Indianapolis, tutti colpevoli ma rimandati a settembre

Due le accuse, ma per punirli subito mancano dei dati

Benny Casadei Lucchi

I team manager volevano entrare tutti assieme davanti al Consiglio mondiale della Fia, a Parigi, luogo di grandi appuntamenti e anche di grandi punizioni per chi vive di Formula Uno. Volevano entrare tutti assieme per far valere le loro ragioni, visto che tutti assieme erano e sono coinvolti in una delle pagine più strane e imbarazzanti della storia della F1: la quasi non corsa di Indy, due settimane fa, ricordo incancellabile per i 130mila spettatori del circuito più famoso del mondo e per tutti gli appassionati del genere. Tre team in gara, Ferrari, Jordan e Minardi, tutti gli altri al box dopo il giro di riscaldamento. Colpa delle gomme Michelin, incapaci di reggere le sollecitazioni del catino dell’Indiana.
Volevano entrare assieme, sono invece transitati uno alla volta. Dieci minuti ciascuno, poco per spiegare le proprie ragioni e rispondere alle domande del Consiglio, di cui solitamente fa parte anche Jean Todt, ma che ha ovviamente preferito andarsene nel momento in cui si è passati a trattare la pratica Indy. Una volta ascoltati, all’uscita sono transitati tutti i big, da Briatore a Dennis e Williams. Poi la conferenza stampa del presidente Mosley. «Pur con delle attenuanti, i sette team sono colpevoli per non aver controllato di avere le gomme adatte al Gp di Indianapolis e sono colpevoli di aver erroneamente impedito la partenza delle vetture, pur avendo diritto di passare nella pit lane a ogni giro».
Il Consiglio mondiale li ha invece scagionati dalle altre accuse, come quella più grave di «essersi messi d'accordo tra di loro per non partire». È invece stata riconosciuta la loro volontà di cercare un modo per far prendere il via alla corsa. Messe da parte anche le accuse di non aver accettato una riduzione della velocità lungo la curva a rischio e di non aver avvisato i commissari di pista dell’intento di non partire.
Dunque colpevoli solo di due imputazioni, ma colpevoli con sentenza sospesa fino al 14 settembre, quando ci sarà un altro vertice. È stato lo stesso Mosley a spiegare l’arcano, precisando che «sarebbe stato ingiusto emettere una condanna severa oggi», perché prima bisogna «acquisire i dati relativi a tutti gli incidenti che hanno coinvolto auto gommate Michelin negli ultimi due anni. Non solo: va verificato – questo il senso delle sue parole – che inconvenienti simili non si ripetano nelle prossime gare». Di più: Mosley e la Fia tutta vogliono verificare se la Michelin manterrà fede a quanto annunciato martedì (risarciranno tutti i biglietti al pubblico di Indy e ne regaleremo 20mila per l’anno prossimo). «Certo – ha chiosato il presidente – un simile gesto sarebbe stato meglio annunciarlo due giorni dopo i fatti e non solo adesso».
La sentenza rimandata, ma soprattutto il verdetto di colpevolezza su due capi d’imputazione, ha fatto infuriare i team.

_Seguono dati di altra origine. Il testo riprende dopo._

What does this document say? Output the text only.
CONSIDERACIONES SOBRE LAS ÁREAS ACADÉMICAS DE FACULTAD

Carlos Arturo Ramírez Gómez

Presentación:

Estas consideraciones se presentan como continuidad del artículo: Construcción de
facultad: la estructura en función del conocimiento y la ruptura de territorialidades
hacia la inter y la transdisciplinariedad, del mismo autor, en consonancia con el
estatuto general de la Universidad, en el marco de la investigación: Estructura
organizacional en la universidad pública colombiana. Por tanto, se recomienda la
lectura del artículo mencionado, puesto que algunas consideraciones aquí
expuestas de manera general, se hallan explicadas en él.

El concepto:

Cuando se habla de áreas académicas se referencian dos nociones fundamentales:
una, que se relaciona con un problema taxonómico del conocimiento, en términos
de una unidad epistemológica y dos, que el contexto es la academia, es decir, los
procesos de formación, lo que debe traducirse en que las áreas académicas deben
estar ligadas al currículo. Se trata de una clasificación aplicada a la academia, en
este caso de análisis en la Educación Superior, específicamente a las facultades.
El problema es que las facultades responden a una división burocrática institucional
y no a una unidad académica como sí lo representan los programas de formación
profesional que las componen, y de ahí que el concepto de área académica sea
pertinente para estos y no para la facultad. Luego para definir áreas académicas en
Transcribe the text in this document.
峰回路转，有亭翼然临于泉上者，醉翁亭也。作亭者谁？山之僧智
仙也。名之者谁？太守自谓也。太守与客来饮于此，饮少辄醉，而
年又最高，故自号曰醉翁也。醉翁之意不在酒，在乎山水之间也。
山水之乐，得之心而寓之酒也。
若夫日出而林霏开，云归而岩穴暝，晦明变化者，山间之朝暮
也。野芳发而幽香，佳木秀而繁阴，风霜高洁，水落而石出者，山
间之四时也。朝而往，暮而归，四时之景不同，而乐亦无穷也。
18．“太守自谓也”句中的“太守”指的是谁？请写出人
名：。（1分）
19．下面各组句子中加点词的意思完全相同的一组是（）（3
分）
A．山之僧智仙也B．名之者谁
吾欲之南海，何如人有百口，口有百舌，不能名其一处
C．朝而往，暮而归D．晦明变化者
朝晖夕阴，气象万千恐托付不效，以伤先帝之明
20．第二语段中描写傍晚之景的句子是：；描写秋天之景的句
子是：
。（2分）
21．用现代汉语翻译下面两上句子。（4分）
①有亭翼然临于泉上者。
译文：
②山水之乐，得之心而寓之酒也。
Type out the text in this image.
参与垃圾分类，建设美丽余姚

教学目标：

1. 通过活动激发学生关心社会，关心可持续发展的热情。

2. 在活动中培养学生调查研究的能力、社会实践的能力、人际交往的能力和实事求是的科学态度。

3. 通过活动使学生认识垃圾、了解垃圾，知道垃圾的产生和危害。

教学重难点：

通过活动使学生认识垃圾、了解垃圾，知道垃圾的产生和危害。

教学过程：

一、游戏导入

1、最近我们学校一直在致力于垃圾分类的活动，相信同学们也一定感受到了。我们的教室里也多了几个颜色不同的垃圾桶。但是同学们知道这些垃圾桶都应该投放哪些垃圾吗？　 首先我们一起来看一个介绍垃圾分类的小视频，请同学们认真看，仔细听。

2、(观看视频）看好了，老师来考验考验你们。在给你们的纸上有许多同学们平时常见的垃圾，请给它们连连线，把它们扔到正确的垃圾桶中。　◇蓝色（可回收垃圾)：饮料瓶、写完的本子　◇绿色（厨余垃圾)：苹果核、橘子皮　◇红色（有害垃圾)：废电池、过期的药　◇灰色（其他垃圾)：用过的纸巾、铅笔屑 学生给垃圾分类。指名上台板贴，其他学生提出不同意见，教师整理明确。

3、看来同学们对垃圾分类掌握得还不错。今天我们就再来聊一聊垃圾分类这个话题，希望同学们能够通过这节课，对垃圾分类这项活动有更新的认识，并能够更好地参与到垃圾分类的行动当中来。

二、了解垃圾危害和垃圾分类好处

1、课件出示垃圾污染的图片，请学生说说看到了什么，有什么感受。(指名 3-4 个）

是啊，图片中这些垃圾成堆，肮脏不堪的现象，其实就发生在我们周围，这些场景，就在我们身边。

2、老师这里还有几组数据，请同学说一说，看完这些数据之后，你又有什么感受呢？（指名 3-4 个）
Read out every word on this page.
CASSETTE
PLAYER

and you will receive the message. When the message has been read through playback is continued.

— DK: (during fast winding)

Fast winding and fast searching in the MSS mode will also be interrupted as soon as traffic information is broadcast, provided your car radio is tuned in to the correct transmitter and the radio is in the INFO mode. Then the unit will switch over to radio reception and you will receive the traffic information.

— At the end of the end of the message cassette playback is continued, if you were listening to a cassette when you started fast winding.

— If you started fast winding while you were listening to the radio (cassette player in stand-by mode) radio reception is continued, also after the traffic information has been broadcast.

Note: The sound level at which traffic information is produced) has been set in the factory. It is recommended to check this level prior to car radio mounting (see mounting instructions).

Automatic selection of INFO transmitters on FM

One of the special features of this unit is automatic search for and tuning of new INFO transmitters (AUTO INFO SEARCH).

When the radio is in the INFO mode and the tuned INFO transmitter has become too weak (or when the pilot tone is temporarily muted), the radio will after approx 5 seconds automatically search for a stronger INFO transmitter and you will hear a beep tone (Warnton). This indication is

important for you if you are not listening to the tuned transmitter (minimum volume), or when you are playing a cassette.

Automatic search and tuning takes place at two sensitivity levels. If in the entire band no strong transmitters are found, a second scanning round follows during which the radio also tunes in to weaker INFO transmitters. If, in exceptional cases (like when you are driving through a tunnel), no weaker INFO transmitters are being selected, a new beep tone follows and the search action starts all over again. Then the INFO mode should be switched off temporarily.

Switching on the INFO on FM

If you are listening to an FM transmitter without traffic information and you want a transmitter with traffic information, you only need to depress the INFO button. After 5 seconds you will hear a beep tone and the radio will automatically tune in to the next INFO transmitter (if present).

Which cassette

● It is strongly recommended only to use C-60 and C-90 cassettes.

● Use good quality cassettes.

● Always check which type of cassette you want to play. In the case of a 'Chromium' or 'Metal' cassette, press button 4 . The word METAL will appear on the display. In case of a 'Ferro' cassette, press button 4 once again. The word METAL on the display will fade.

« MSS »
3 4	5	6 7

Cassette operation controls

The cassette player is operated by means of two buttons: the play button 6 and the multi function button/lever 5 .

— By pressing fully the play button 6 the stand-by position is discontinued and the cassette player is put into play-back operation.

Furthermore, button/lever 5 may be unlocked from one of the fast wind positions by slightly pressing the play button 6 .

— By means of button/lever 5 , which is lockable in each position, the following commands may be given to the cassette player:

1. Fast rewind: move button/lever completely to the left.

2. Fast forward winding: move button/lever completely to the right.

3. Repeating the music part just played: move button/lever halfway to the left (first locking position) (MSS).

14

In un comunicato, le sette squadre diventate sei (la Red Bull non l’ha sottoscritto) annunciano ricorso in quanto, sostengono, «di fronte all’ammissione della Michelin riguardo l'impossibilità di fornire treni di gomme nelle condizioni di sicurezza, non avevamo altra scelta se non quella di non disputare la gara» e, precisano, «a Indy la Fia non ha mai parlato di fare il Gp transitando ogni volta per la pit lane».